Failure to Complete and Document Quarterly Resident Care Conferences
Penalty
Summary
The deficiency involves the facility’s failure to ensure Resident Care Conferences (RCCs) were completed at least quarterly and in conjunction with the required quarterly MDS assessment for one resident reviewed for falls. The resident had diagnoses including a left scaphoid fracture, weakness, Alzheimer’s disease, and aphasia following a cerebral infarction, and the care plan dated 11/19/25 identified the resident as being at risk for falls due to new admission status, cognitive impairment, and generalized weakness. An RCC and interdisciplinary care plan meeting were documented on 11/19/25, and the quarterly MDS dated 2/3/26 showed severely impaired cognition (BIMS score of 3) and a need for substantial assistance with bed mobility, transfers, and ambulation.
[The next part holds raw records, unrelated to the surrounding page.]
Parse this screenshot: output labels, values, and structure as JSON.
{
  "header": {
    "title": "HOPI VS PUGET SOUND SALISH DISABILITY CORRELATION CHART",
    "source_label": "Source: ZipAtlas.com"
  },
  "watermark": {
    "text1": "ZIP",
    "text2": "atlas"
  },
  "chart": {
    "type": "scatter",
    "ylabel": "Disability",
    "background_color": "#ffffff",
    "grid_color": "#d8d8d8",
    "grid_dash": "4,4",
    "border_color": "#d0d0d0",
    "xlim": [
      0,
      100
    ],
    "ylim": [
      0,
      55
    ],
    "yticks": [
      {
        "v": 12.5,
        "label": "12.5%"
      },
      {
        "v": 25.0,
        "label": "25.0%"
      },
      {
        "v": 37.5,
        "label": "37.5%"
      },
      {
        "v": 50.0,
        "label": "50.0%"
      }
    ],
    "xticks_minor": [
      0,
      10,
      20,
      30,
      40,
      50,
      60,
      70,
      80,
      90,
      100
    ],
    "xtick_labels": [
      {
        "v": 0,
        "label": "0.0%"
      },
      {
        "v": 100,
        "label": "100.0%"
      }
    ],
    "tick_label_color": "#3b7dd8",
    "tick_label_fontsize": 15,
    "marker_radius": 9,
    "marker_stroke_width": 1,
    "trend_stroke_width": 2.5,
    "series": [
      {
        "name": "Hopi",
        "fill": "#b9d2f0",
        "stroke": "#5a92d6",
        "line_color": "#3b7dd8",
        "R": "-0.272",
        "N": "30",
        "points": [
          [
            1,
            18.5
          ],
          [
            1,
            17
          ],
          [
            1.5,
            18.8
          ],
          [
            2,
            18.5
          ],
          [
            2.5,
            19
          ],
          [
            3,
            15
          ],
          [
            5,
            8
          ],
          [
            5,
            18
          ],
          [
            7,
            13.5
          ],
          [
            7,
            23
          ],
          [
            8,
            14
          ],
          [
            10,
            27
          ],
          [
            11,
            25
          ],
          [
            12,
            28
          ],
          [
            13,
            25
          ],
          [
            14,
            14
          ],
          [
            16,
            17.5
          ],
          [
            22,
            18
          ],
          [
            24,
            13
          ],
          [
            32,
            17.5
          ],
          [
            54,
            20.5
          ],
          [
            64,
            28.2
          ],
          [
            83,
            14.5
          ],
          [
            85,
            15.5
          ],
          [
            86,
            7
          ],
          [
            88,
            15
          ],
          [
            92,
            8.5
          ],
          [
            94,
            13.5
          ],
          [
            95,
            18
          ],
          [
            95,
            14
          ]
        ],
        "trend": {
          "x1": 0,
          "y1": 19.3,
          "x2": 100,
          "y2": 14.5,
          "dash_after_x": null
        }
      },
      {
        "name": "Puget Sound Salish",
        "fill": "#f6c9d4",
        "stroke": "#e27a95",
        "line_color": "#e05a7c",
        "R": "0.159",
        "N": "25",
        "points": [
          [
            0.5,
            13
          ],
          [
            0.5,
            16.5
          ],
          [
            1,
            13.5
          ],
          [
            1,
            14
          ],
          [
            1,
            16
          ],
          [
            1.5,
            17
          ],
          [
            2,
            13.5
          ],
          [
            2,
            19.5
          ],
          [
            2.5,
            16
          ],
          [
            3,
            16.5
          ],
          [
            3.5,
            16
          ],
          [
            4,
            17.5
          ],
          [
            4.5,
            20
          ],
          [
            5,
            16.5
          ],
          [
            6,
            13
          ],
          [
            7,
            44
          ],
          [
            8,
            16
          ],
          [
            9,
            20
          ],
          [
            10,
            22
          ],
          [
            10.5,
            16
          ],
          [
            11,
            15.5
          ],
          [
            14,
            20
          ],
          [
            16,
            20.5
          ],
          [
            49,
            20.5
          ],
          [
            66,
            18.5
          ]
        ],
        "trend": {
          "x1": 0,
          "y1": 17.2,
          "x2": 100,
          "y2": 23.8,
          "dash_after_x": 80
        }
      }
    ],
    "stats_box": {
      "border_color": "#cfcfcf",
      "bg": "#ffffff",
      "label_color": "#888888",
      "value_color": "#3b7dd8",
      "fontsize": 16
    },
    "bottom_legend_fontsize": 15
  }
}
However, review of the clinical record from 11/20/25 through 3/8/26 did not show that an RCC was scheduled or held to correspond with the 2/3/26 MDS. The Interdisciplinary Care Plan Meeting Documentation showed the next RCC for this resident occurred on 3/9/26, more than one month after the quarterly MDS. The MDS Coordinator (RN #3) stated that RCCs are to be completed at least quarterly with review of the resident care plan and acknowledged that the resident should have had an RCC scheduled around the time of the 2/3/26 MDS. RN #3 reported an RCC was initially scheduled for 2/19/26 but could not provide documentation that the meeting occurred or that invitations were sent to the resident or representative, noting she had been on vacation when invitations should have been sent. The DON confirmed that all residents are to have quarterly RCCs that correlate with the MDS date and be documented in the clinical record, and that if an RCC is rescheduled, there should be documentation explaining the reason and new date. Review of the Comprehensive Care Planning policy showed requirements for informing residents of their right to participate in care planning, providing advance notice of conferences, documenting when participation is not practicable, and reviewing and updating the care plan at least quarterly with the MDS; no separate RCC policy was provided despite request.